The Justice Department asked the justices to review the decision of the U.S. Court of Appeals for the 11th Circuit in Atlanta, which is the only appeals court to say Congress exceeded its power in passing the law. The law requires almost every American to have health insurance.
“Throughout history, there have been similar challenges to other landmark legislation such as the Social Security Act, the Civil Rights Act, and the Voting Rights Act, and all of those challenges failed,” the Justice Department said in a statement. “We believe the challenges to Affordable Care Act — like the one in the 11th Circuit — will also ultimately fail and that the Supreme Court will uphold the law.”

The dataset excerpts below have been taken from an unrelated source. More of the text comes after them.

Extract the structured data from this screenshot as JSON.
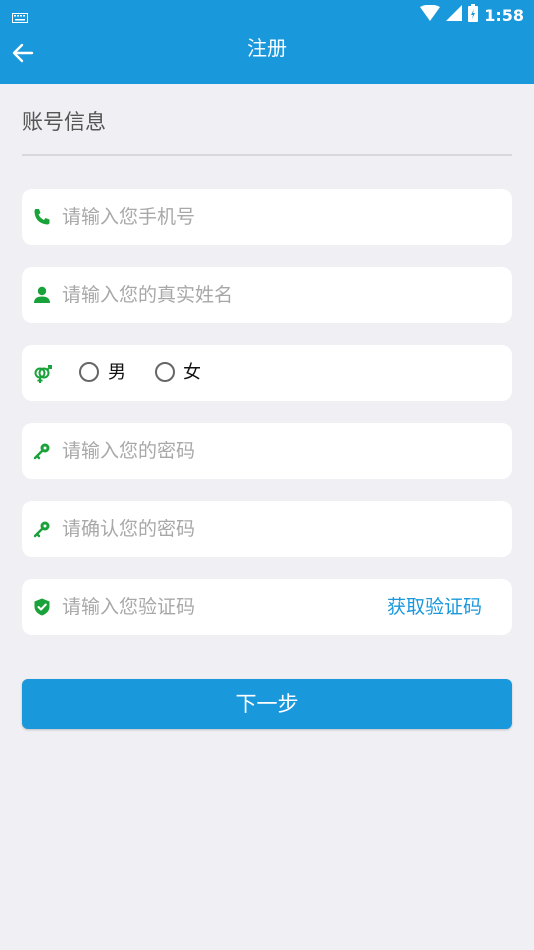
{
  "status_bar": {
    "time": "1:58"
  },
  "app_bar": {
    "title": "注册"
  },
  "section": {
    "title": "账号信息"
  },
  "form": {
    "phone_placeholder": "请输入您手机号",
    "name_placeholder": "请输入您的真实姓名",
    "gender": {
      "male": "男",
      "female": "女"
    },
    "password_placeholder": "请输入您的密码",
    "confirm_password_placeholder": "请确认您的密码",
    "code_placeholder": "请输入您验证码",
    "get_code_label": "获取验证码"
  },
  "next_button": {
    "label": "下一步"
  },
  "colors": {
    "primary": "#1a98dc",
    "icon_green": "#1aa23a",
    "background": "#efeff4"
  }
}
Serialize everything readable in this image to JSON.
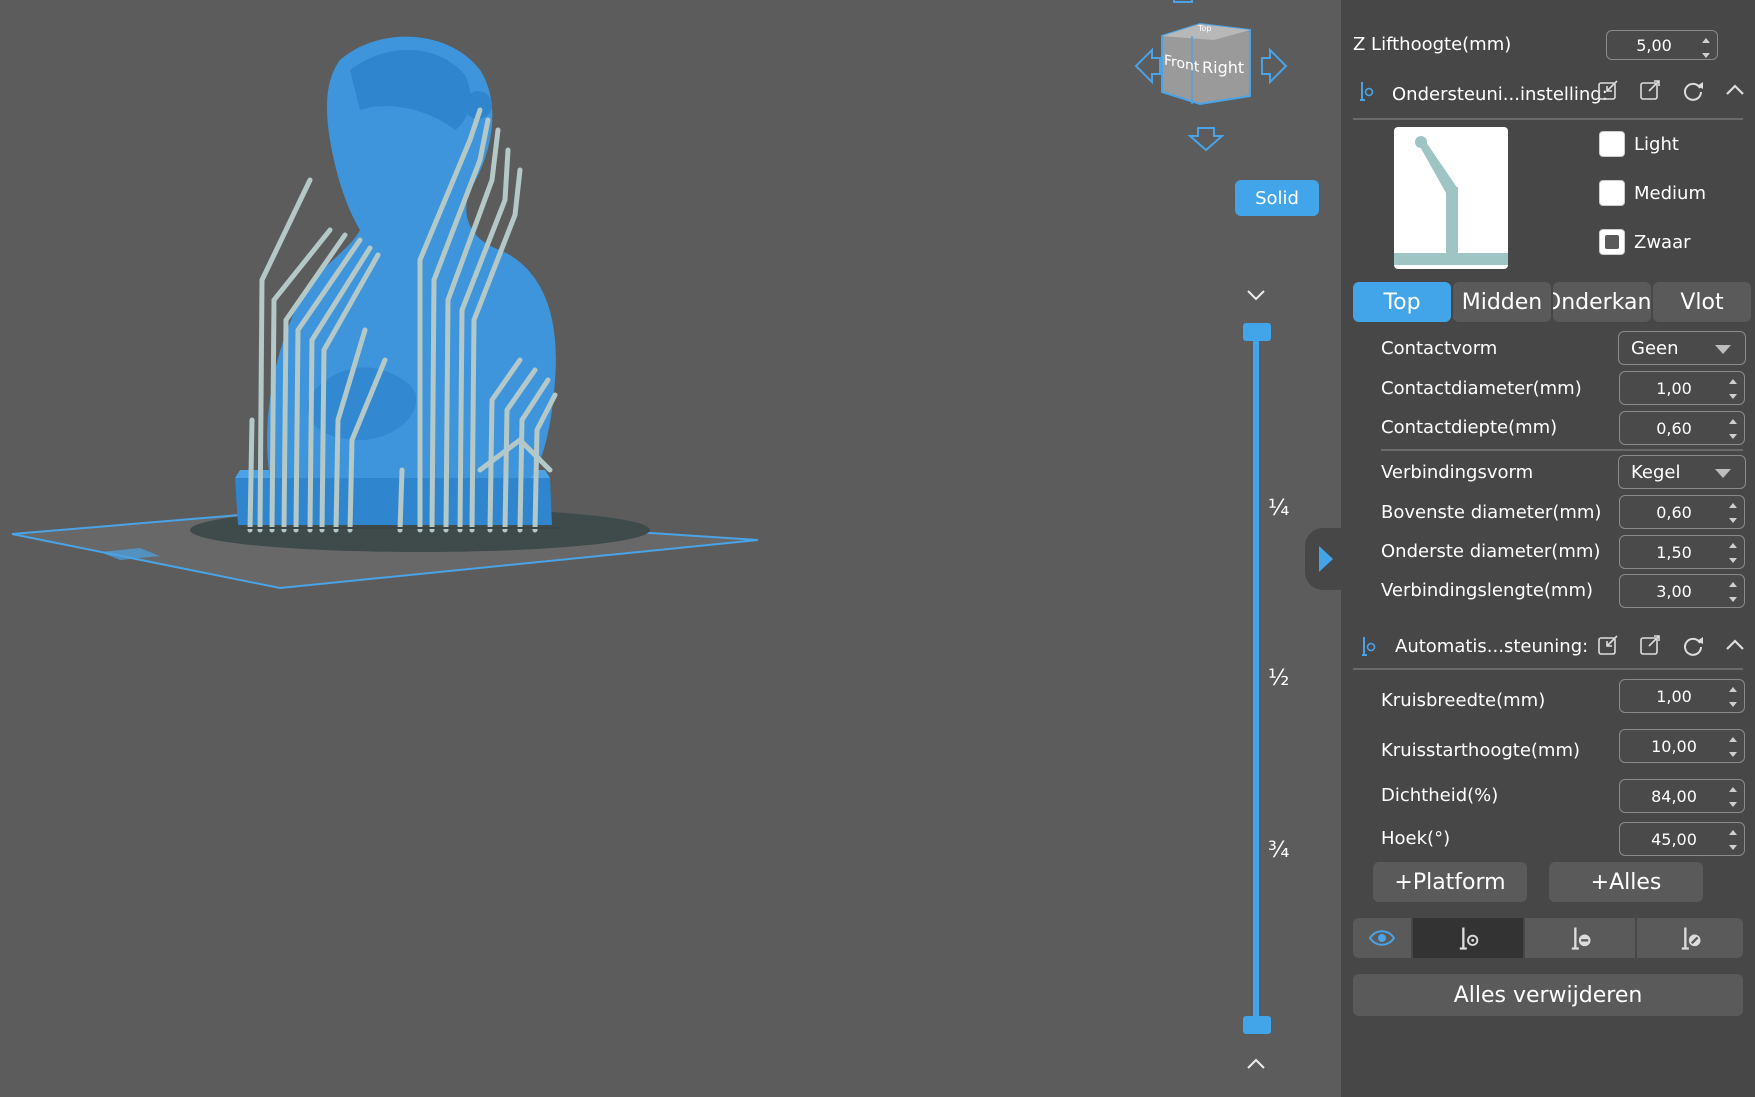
{
  "viewport": {
    "view_cube": {
      "front_label": "Front",
      "right_label": "Right",
      "top_label": "Top"
    },
    "render_mode_button": "Solid",
    "slider_marks": [
      "¼",
      "½",
      "¾"
    ]
  },
  "panel": {
    "z_lift": {
      "label": "Z Lifthoogte(mm)",
      "value": "5,00"
    },
    "support_settings": {
      "title": "Ondersteuni...instelling:",
      "presets": [
        {
          "label": "Light",
          "checked": false
        },
        {
          "label": "Medium",
          "checked": false
        },
        {
          "label": "Zwaar",
          "checked": true
        }
      ],
      "tabs": [
        "Top",
        "Midden",
        "Onderkant",
        "Vlot"
      ],
      "active_tab": "Top",
      "fields": {
        "contact_shape": {
          "label": "Contactvorm",
          "value": "Geen"
        },
        "contact_diameter": {
          "label": "Contactdiameter(mm)",
          "value": "1,00"
        },
        "contact_depth": {
          "label": "Contactdiepte(mm)",
          "value": "0,60"
        },
        "connection_shape": {
          "label": "Verbindingsvorm",
          "value": "Kegel"
        },
        "upper_diameter": {
          "label": "Bovenste diameter(mm)",
          "value": "0,60"
        },
        "lower_diameter": {
          "label": "Onderste diameter(mm)",
          "value": "1,50"
        },
        "connection_length": {
          "label": "Verbindingslengte(mm)",
          "value": "3,00"
        }
      }
    },
    "auto_support": {
      "title": "Automatis...steuning:",
      "fields": {
        "cross_width": {
          "label": "Kruisbreedte(mm)",
          "value": "1,00"
        },
        "cross_start_height": {
          "label": "Kruisstarthoogte(mm)",
          "value": "10,00"
        },
        "density": {
          "label": "Dichtheid(%)",
          "value": "84,00"
        },
        "angle": {
          "label": "Hoek(°)",
          "value": "45,00"
        }
      },
      "platform_button": "+Platform",
      "all_button": "+Alles"
    },
    "remove_all_button": "Alles verwijderen"
  },
  "colors": {
    "accent": "#42a5ea",
    "model": "#3e95dc",
    "supports": "#b4c8c8",
    "panel_bg": "#474747",
    "viewport_bg": "#5c5c5c"
  }
}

The suit is brought by 26 states and the National Federation of Independent Businesses. Those two groups have also asked the justices to accept the case, because while the appeals court panel struck down the individual mandate for health insurance, it upheld other parts of the law.
Appeals courts that have considered the law are split. In June, a divided panel of the U.S. Court of Appeals for the 6th Circuit in Cincinnati upheld the health-care law in a separate case.

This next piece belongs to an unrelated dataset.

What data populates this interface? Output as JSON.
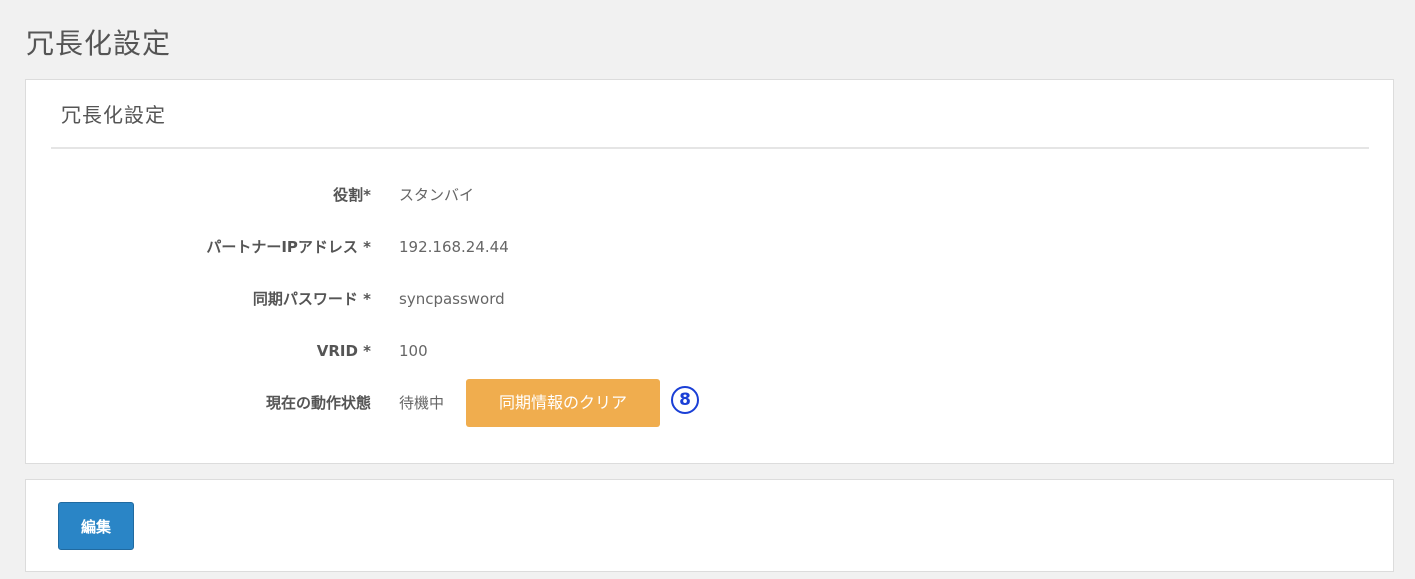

Earlier this month, a panel of the U.S. Court of Appeals for the 4th Circuit in Richmond turned down a challenge to the law brought by the Commonwealth of Virginia and others.
The decision on when to seek Supreme Court consideration has caused much political discussion, because the law is one of the most noticeable ways President Obama differs with his Republican challengers. A Supreme Court decision either way could have significant political impact.

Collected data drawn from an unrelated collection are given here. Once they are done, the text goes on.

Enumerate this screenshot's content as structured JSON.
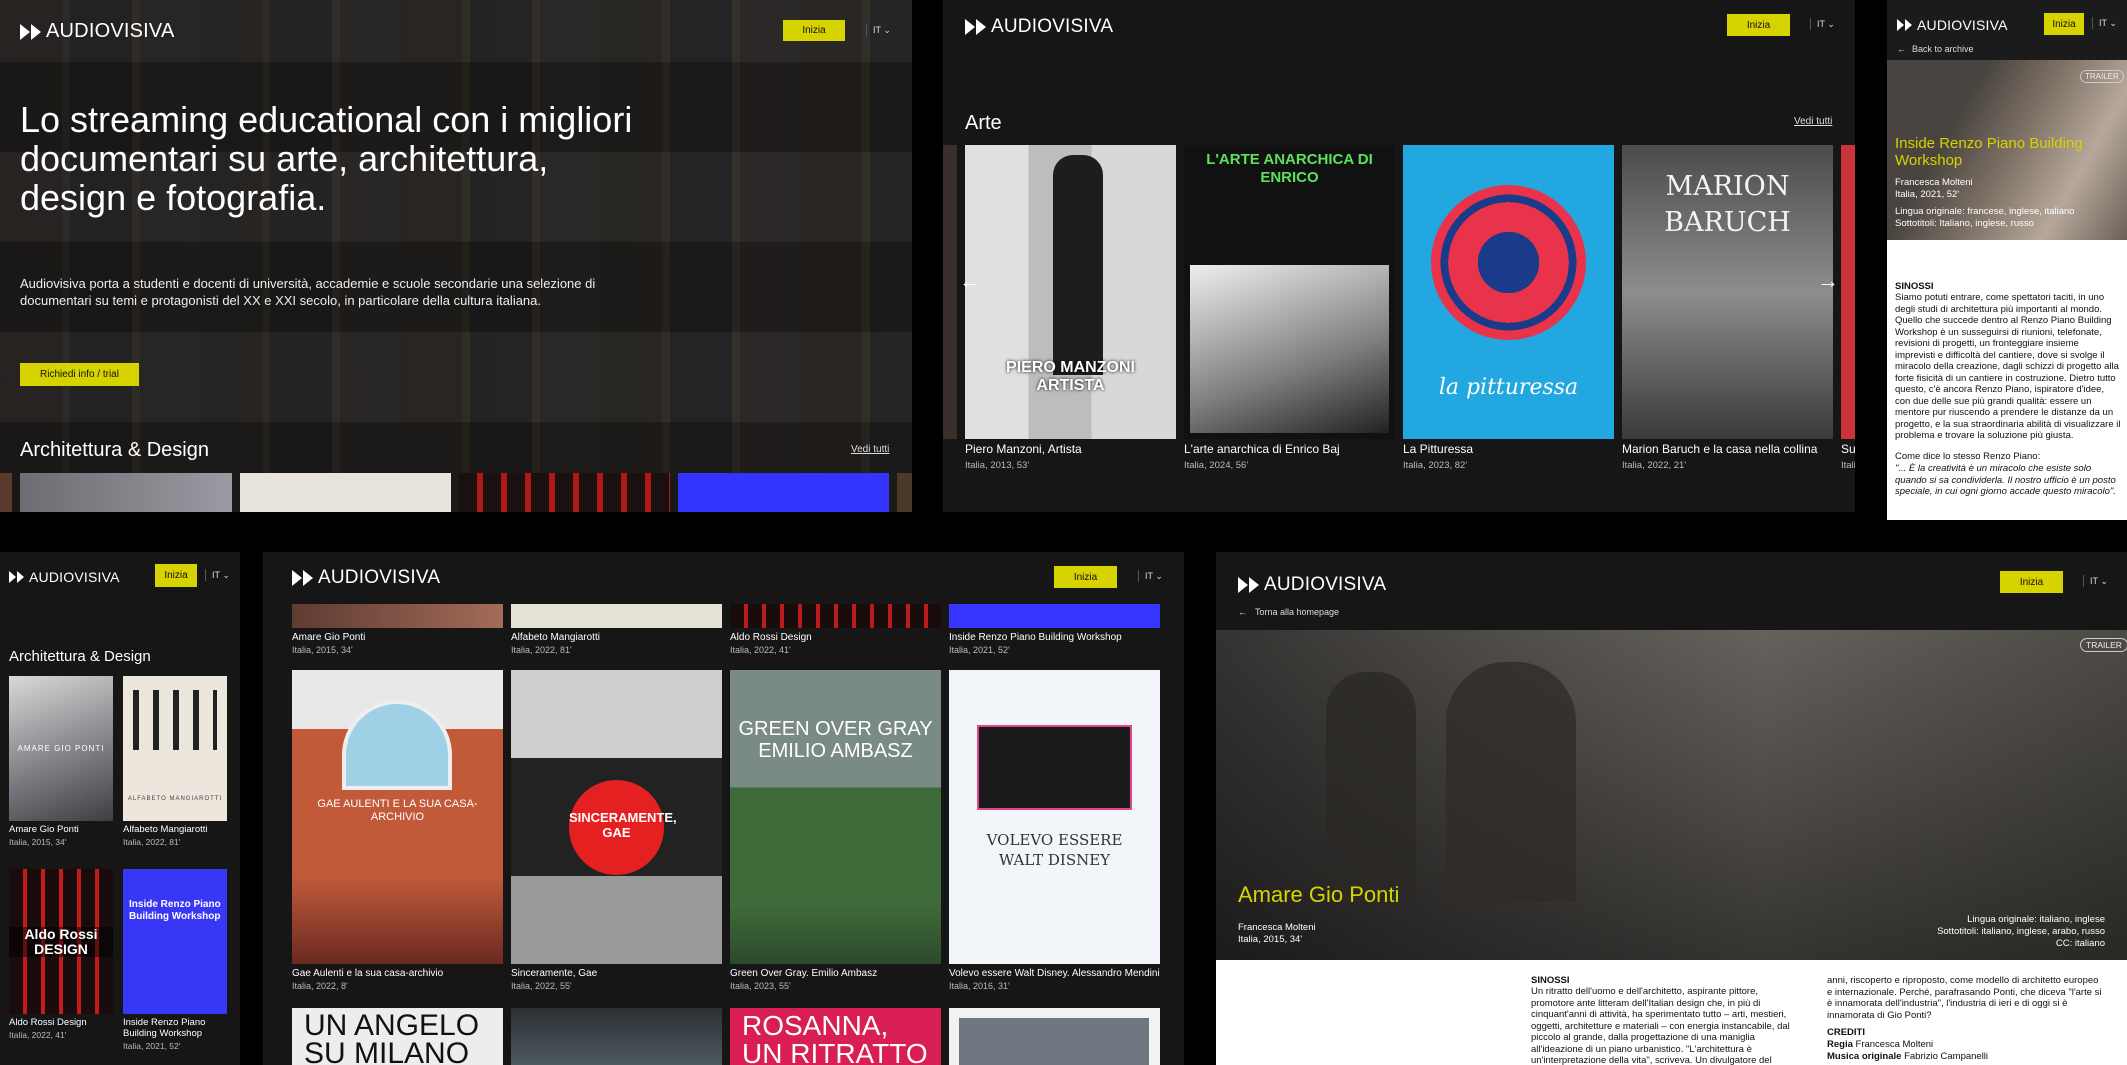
{
  "brand": "AUDIOVISIVA",
  "nav": {
    "start": "Inizia",
    "lang": "IT"
  },
  "colors": {
    "accent": "#d6d300",
    "dark": "#161616",
    "paper": "#ffffff"
  },
  "home": {
    "headline": "Lo streaming educational con i migliori documentari su arte, architettura, design e fotografia.",
    "description": "Audiovisiva porta a studenti e docenti di università, accademie e scuole secondarie una selezione di documentari su temi e protagonisti del XX e XXI secolo, in particolare della cultura italiana.",
    "cta": "Richiedi info / trial",
    "section": "Architettura & Design",
    "see_all": "Vedi tutti"
  },
  "arte": {
    "section": "Arte",
    "see_all": "Vedi tutti",
    "items": [
      {
        "title": "Piero Manzoni, Artista",
        "meta": "Italia, 2013, 53'",
        "poster_text": "PIERO MANZONI ARTISTA"
      },
      {
        "title": "L'arte anarchica di Enrico Baj",
        "meta": "Italia, 2024, 56'",
        "poster_text": "L'ARTE ANARCHICA DI ENRICO"
      },
      {
        "title": "La Pitturessa",
        "meta": "Italia, 2023, 82'",
        "poster_text": "la pitturessa"
      },
      {
        "title": "Marion Baruch e la casa nella collina",
        "meta": "Italia, 2022, 21'",
        "poster_text": "MARION BARUCH"
      },
      {
        "title": "Sul",
        "meta": "Itali"
      }
    ]
  },
  "detail_small": {
    "back": "Back to archive",
    "trailer": "TRAILER",
    "title": "Inside Renzo Piano Building Workshop",
    "director": "Francesca Molteni",
    "meta": "Italia, 2021, 52'",
    "lang_orig": "Lingua originale: francese, inglese, italiano",
    "subs": "Sottotitoli: Italiano, inglese, russo",
    "synopsis_label": "SINOSSI",
    "synopsis": "Siamo potuti entrare, come spettatori taciti, in uno degli studi di architettura più importanti al mondo. Quello che succede dentro al Renzo Piano Building Workshop è un susseguirsi di riunioni, telefonate, revisioni di progetti, un fronteggiare insieme imprevisti e difficoltà del cantiere, dove si svolge il miracolo della creazione, dagli schizzi di progetto alla forte fisicità di un cantiere in costruzione. Dietro tutto questo, c'è ancora Renzo Piano, ispiratore d'idee, con due delle sue più grandi qualità: essere un mentore pur riuscendo a prendere le distanze da un progetto, e la sua straordinaria abilità di visualizzare il problema e trovare la soluzione più giusta.",
    "quote_intro": "Come dice lo stesso Renzo Piano:",
    "quote": "\"... È la creatività è un miracolo che esiste solo quando si sa condividerla. Il nostro ufficio è un posto speciale, in cui ogni giorno accade questo miracolo\"."
  },
  "mobile_list": {
    "section": "Architettura & Design",
    "items": [
      {
        "title": "Amare Gio Ponti",
        "meta": "Italia, 2015, 34'",
        "poster_text": "AMARE GIO PONTI"
      },
      {
        "title": "Alfabeto Mangiarotti",
        "meta": "Italia, 2022, 81'",
        "poster_text": "ALFABETO MANGIAROTTI"
      },
      {
        "title": "Aldo Rossi Design",
        "meta": "Italia, 2022, 41'",
        "poster_text": "Aldo Rossi DESIGN"
      },
      {
        "title": "Inside Renzo Piano Building Workshop",
        "meta": "Italia, 2021, 52'",
        "poster_text": "Inside Renzo Piano Building Workshop"
      }
    ]
  },
  "grid": {
    "top": [
      {
        "title": "Amare Gio Ponti",
        "meta": "Italia, 2015, 34'"
      },
      {
        "title": "Alfabeto Mangiarotti",
        "meta": "Italia, 2022, 81'"
      },
      {
        "title": "Aldo Rossi Design",
        "meta": "Italia, 2022, 41'"
      },
      {
        "title": "Inside Renzo Piano Building Workshop",
        "meta": "Italia, 2021, 52'"
      }
    ],
    "mid": [
      {
        "title": "Gae Aulenti e la sua casa-archivio",
        "meta": "Italia, 2022, 8'",
        "poster_text": "GAE AULENTI E LA SUA CASA-ARCHIVIO"
      },
      {
        "title": "Sinceramente, Gae",
        "meta": "Italia, 2022, 55'",
        "poster_text": "SINCERAMENTE, GAE"
      },
      {
        "title": "Green Over Gray. Emilio Ambasz",
        "meta": "Italia, 2023, 55'",
        "poster_text": "GREEN OVER GRAY EMILIO AMBASZ"
      },
      {
        "title": "Volevo essere Walt Disney. Alessandro Mendini",
        "meta": "Italia, 2016, 31'",
        "poster_text": "VOLEVO ESSERE WALT DISNEY"
      }
    ],
    "bottom": [
      {
        "poster_text": "UN ANGELO SU MILANO"
      },
      {
        "poster_text": ""
      },
      {
        "poster_text": "ROSANNA, UN RITRATTO"
      },
      {
        "poster_text": ""
      }
    ]
  },
  "detail_large": {
    "back": "Torna alla homepage",
    "trailer": "TRAILER",
    "title": "Amare Gio Ponti",
    "director": "Francesca Molteni",
    "meta": "Italia, 2015, 34'",
    "lang_orig": "Lingua originale: italiano, inglese",
    "subs": "Sottotitoli: italiano, inglese, arabo, russo",
    "cc": "CC: italiano",
    "synopsis_label": "SINOSSI",
    "synopsis": "Un ritratto dell'uomo e dell'architetto, aspirante pittore, promotore ante litteram dell'Italian design che, in più di cinquant'anni di attività, ha sperimentato tutto – arti, mestieri, oggetti, architetture e materiali – con energia instancabile, dal piccolo al grande, dalla progettazione di una maniglia all'ideazione di un piano urbanistico. \"L'architettura è un'interpretazione della vita\", scriveva. Un divulgatore del",
    "synopsis2": "anni, riscoperto e riproposto, come modello di architetto europeo e internazionale. Perché, parafrasando Ponti, che diceva \"l'arte si è innamorata dell'industria\", l'industria di ieri e di oggi si è innamorata di Gio Ponti?",
    "credits_label": "CREDITI",
    "regia_label": "Regia",
    "regia": "Francesca Molteni",
    "musica_label": "Musica originale",
    "musica": "Fabrizio Campanelli"
  }
}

Under the court’s normal procedures, it must accept a case by January in order to rule by its traditional conclusion of the term at the end of June.
Already pending at the court is a petition from the Thomas More Law Center, a Christian-oriented law firm in Michigan that brought the case decided in the 6th Circuit.
The two judges in the 11th Circuit majority said the law’s individual mandate was a “wholly novel and potentially unbounded assertion of congressional authority.” The 6th Circuit majority, however, found the coverage requirement “a valid exercise of legislative power by Congress under the Commerce Clause.”
The 4th Circuit judges threw out the challenge brought by Virginia Attorney General Ken Cuccinelli II on the grounds that the state did not have the right to challenge the law.